The second captain told Maria not to walk very much, but the teamster, William Hunter, often refused to let her ride. On one occasion, John and Maria were walking , but could not keep up with the train. They were about to be left behind, when an old gentleman who had joined the company with his own outfit, asked what the matter was. He saw that Maria could not walk, so he invited her to ride into camp in his wagon. John relates.

 "Sometimes Maria was so feeble that she would have to hold on to the hind end of the wagon with one hand and I would hold her up on the other side and thus we would travel until we reached camp, all tired and worn out. This continued all the way across the plains until at last, Brother Park, who was in the next wagon to us went to the Captain and informed him as to the condition of Sister Sharp, for by this time she had become very sick with Bloody Flux. The Captain went to the teamster and gave him a good talking to after which the teamster came to me and apologized and let Sister Sharp ride, which she did until we reached Salt Lake City, on the 15th day of September, 1861. We were tired and weary of traveling through sandy deserts for over 1,000 miles by ox teams. There were only two decent stops on the way; one at Devils Gate and one at Sweet Waters. We made camp at those places and had a general clean up. Sometimes on the way we had no water, other times no wood, and we had to carry a sack pick up dried buffalo chips for making fire; but we always had a good supply of sand and dust.

" The 1861 emegration was unusual because it occured during the outbreak of the Civil War and because it initiated the "down and back" method for moving poor saints to the west. Close to 4,000 saints emigrated from Florence to Utah in the twelve 1861 companies. Most amazing was the fact, stated by Elder McAllister, that "Every Saint who reached Florence and desired to go home (To Utah) this season has had the privilege."

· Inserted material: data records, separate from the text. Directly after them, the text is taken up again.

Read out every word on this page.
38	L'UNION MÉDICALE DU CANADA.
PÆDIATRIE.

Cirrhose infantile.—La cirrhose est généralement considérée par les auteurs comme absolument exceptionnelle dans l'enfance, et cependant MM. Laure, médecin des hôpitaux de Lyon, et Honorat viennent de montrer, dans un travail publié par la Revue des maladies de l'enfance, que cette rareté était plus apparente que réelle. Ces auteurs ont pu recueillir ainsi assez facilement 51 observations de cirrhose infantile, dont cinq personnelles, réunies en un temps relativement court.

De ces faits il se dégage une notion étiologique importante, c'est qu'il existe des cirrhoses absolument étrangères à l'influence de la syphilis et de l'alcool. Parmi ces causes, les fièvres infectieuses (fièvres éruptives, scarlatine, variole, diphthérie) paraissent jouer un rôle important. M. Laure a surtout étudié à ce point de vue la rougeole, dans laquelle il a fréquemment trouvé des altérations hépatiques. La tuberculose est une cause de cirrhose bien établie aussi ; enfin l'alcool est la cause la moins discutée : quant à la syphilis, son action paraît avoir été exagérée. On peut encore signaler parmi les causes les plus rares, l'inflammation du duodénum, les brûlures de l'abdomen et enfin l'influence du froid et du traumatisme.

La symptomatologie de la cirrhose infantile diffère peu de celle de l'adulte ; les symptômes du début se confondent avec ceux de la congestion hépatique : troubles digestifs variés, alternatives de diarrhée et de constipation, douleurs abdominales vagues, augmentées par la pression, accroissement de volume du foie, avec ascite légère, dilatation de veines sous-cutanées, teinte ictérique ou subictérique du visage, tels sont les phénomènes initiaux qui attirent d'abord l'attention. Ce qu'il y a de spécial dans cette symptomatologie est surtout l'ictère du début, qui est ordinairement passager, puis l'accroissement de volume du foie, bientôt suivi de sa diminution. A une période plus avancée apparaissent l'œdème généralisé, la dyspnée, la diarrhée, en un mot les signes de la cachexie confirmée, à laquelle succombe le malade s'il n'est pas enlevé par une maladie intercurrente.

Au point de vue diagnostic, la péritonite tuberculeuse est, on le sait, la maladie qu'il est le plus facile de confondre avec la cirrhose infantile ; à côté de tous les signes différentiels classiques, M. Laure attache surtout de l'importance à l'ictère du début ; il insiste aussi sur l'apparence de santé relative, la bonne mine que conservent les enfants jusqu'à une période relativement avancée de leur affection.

 John and Maria were met at the Sugar House area by Charles Sharp and David Adams. Charles was John's brother who had arrived in Utah five years earlier. David Adams was a was an old friend of the Sharp family from Northampton, England. They were taken to the Adams home for dinner. John relates: "we enjoyed the dinner very much, it being the first decent meal we had sat down to for nearly six months. We were so tired and weary that their kind hospitality was appreciated beyond our power of expression."